One of the most important jobs of being a yoga teacher is planning the lessons.
Being an Iyengar Yoga teacher, there is a recommended monthly sequence of yoga lessons, stemming from how lessons are organised in Pune. Pune – a teeming city in India – is the spiritual heart of Iyengar yoga. Located in this city is the Ramamani Iyengar Memorial Yoga Institute (RIMYI) where the great B K S Iyengar lived and taught and where his descendants still live, teach and practice.
The sequence is: first week – standing poses; second week – forward bends; third week – backbends; and final week – pranayama.
This is helpful in terms of a structure and making sure that you gradually introduce all the poses, but a whole lesson of standing poses, back bends or forward bends is too intense for beginners.
There are also lots of other ‘rules’ about how to put a yoga sequence together.
For example, shoulderstand should always be done after headstand – the one balances out the other. You should never finish a lesson with headstand. You should introduce the abdominal poses after the students have gained confidence with the standing, sitting and forward bend poses. And so on.
Keeping all these in mind, as well as being aware of injuries and whether students are menstruating is daunting. But there are some basics that I’m beginning to piece together.
Ideally beginners are kept in poses for a short amount of time, and repetition of the pose is better than duration in the pose. Also, if beginners just do one sort of pose, there is too much of a strain on certain parts of the body that haven’t yet had time to build up the muscle tone needed to avoid injury.
Variety and fluidity keep the beginner interested and focused.
The first poses should warm up the body.

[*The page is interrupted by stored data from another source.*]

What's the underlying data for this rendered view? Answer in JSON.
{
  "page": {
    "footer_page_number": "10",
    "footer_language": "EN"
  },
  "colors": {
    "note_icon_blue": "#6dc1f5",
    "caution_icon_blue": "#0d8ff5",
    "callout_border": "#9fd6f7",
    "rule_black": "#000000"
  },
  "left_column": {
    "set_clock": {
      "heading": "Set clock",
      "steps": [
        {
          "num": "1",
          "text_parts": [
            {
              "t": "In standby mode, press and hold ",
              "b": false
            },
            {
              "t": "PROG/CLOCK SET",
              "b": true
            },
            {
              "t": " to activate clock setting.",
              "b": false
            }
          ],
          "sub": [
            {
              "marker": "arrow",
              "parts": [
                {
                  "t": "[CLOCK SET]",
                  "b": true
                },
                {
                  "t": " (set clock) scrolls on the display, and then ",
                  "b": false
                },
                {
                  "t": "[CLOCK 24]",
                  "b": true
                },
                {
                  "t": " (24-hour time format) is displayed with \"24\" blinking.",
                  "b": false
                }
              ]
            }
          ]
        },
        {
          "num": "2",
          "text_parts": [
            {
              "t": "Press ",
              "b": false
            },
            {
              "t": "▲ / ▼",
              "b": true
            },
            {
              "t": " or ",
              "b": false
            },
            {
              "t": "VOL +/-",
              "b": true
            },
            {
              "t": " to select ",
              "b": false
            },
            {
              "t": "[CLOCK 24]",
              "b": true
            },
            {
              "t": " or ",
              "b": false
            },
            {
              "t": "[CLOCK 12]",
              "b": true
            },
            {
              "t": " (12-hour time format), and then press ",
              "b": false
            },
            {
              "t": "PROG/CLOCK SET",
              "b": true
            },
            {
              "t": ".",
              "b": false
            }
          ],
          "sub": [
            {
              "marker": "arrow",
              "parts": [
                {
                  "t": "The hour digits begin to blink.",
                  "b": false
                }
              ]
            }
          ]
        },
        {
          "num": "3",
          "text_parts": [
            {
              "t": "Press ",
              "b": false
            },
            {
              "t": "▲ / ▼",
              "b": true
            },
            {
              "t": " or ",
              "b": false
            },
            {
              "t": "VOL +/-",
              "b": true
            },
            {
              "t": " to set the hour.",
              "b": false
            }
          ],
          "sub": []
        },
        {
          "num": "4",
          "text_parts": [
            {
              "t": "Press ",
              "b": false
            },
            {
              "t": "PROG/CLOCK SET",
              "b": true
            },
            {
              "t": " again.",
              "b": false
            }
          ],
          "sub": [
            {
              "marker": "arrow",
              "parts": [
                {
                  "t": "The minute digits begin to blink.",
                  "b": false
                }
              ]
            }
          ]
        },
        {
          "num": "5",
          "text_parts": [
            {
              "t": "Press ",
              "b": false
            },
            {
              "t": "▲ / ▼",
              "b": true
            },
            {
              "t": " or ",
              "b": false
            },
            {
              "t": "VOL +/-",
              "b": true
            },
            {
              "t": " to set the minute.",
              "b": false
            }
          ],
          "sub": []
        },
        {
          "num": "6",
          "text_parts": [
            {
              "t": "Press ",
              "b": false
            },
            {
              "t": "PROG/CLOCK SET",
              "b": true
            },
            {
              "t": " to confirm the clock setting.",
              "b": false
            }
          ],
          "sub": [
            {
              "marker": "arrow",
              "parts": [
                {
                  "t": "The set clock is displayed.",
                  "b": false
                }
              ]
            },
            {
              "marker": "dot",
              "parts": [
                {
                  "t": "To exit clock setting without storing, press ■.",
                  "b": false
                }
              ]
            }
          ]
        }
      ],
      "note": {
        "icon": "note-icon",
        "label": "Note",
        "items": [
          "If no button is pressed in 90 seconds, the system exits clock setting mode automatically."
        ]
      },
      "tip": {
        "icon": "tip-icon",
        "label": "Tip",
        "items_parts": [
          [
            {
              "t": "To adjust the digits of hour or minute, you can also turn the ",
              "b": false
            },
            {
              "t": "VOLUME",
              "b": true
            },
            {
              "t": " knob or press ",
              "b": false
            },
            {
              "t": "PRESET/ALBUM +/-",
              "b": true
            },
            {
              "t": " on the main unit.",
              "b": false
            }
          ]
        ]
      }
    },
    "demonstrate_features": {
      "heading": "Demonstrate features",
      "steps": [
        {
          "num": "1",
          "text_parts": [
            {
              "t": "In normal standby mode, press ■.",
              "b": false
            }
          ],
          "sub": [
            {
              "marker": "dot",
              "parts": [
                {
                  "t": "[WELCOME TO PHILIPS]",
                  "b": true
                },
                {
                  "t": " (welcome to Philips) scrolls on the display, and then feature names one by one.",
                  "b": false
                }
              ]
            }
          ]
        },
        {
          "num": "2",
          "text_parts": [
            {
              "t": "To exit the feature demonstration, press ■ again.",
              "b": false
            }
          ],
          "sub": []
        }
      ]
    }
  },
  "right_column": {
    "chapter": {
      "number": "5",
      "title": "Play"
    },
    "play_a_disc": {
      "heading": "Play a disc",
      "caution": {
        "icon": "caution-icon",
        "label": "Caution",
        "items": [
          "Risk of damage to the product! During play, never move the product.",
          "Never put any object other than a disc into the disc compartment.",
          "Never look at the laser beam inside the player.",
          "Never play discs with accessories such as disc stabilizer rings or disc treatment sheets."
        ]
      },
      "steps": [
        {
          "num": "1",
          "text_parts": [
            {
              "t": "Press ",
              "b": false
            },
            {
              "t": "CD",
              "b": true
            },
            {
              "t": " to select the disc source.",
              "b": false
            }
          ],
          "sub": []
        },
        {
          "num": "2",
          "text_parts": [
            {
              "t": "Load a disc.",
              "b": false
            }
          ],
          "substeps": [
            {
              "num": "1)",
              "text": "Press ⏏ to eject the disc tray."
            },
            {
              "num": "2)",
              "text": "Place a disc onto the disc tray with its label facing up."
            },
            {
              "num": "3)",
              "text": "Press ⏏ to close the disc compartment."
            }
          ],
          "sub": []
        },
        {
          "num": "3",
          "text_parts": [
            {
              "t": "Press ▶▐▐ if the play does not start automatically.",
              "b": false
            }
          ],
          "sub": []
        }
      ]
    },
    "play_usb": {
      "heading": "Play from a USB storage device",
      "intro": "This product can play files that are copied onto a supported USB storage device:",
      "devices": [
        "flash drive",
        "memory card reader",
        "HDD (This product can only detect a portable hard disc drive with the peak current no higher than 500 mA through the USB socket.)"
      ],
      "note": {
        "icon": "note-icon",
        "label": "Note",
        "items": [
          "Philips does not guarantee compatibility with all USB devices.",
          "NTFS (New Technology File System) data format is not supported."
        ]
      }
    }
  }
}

I usually start with Adho Mukha Svanasana, or child’s pose. Another good warm up pose is pavana muktasana (literally – wind-relieving pose), which stretches the hips and hamstrings.
Then usually the shoulders are warmed up through poses such as Urdhva Hastasana (raised arms) and Urdhva Baddanguliyasana (raised interlocked hands).
These simple poses which involve lifting the arms up are surprisingly good for us. They boost self-confidence, tone and stimulate the abdomen, pelvis and back, they relieve arthritis, reduce sciatic pain, strengthen the knee joints, stretch the hamstrings and correct flat feet. Also, the action of lifting the arms over the heads immediately makes the heart work harder. Holding them up for any length of time raises the heart rate and consequently the body temperature, acting as a great warm up.
Less is More
The temptation as a fresh, enthusiastic new yoga teacher is to throw lots of poses into the mix. Finally, I am in charge of a lesson and all my love of the subject can be unleashed on my students.
However, I’m discovering that I nearly always have to cut the poses towards the end of my lesson plan in order to leave enough time for savasana (corpse pose).
This means that last week we spent the whole lesson building up to forward bends and in the end didn’t have time to actually do one! The students did have lovely, stretched hamstrings though.
The other thing I’m discovering about creating a lesson plan is that it works much better if I actually do the practice first. There’s nearly always something that I can add or edit, which only becomes evident once my body is doing the sequence.
Speaking to my dear friend and mentor, a yoga teacher of many years, she told me that I should keep it simple. Allow 5 minutes for each pose and always leave plenty of time for shoulderstand and savasana at the end. If they have an extra long savasana, so much the better. It’s everyone’s favourite pose anyway! According to B K S Iyengar, savasana ‘is the most difficult of yogic asanas to perfect, but it is also the most refreshing and rewarding.’
The joyful thing about being a yoga teacher (I’m discovering) is that every class is different. Even if I just repeated the same sequence ad infinitum every class would be different, as the combination of students, the venue, the time of day and how I myself am feeling means that there’s always something new in the mix.
Planning the lessons is a vital part of the process, but being present in the room and adapting to the situation that arises is just as important.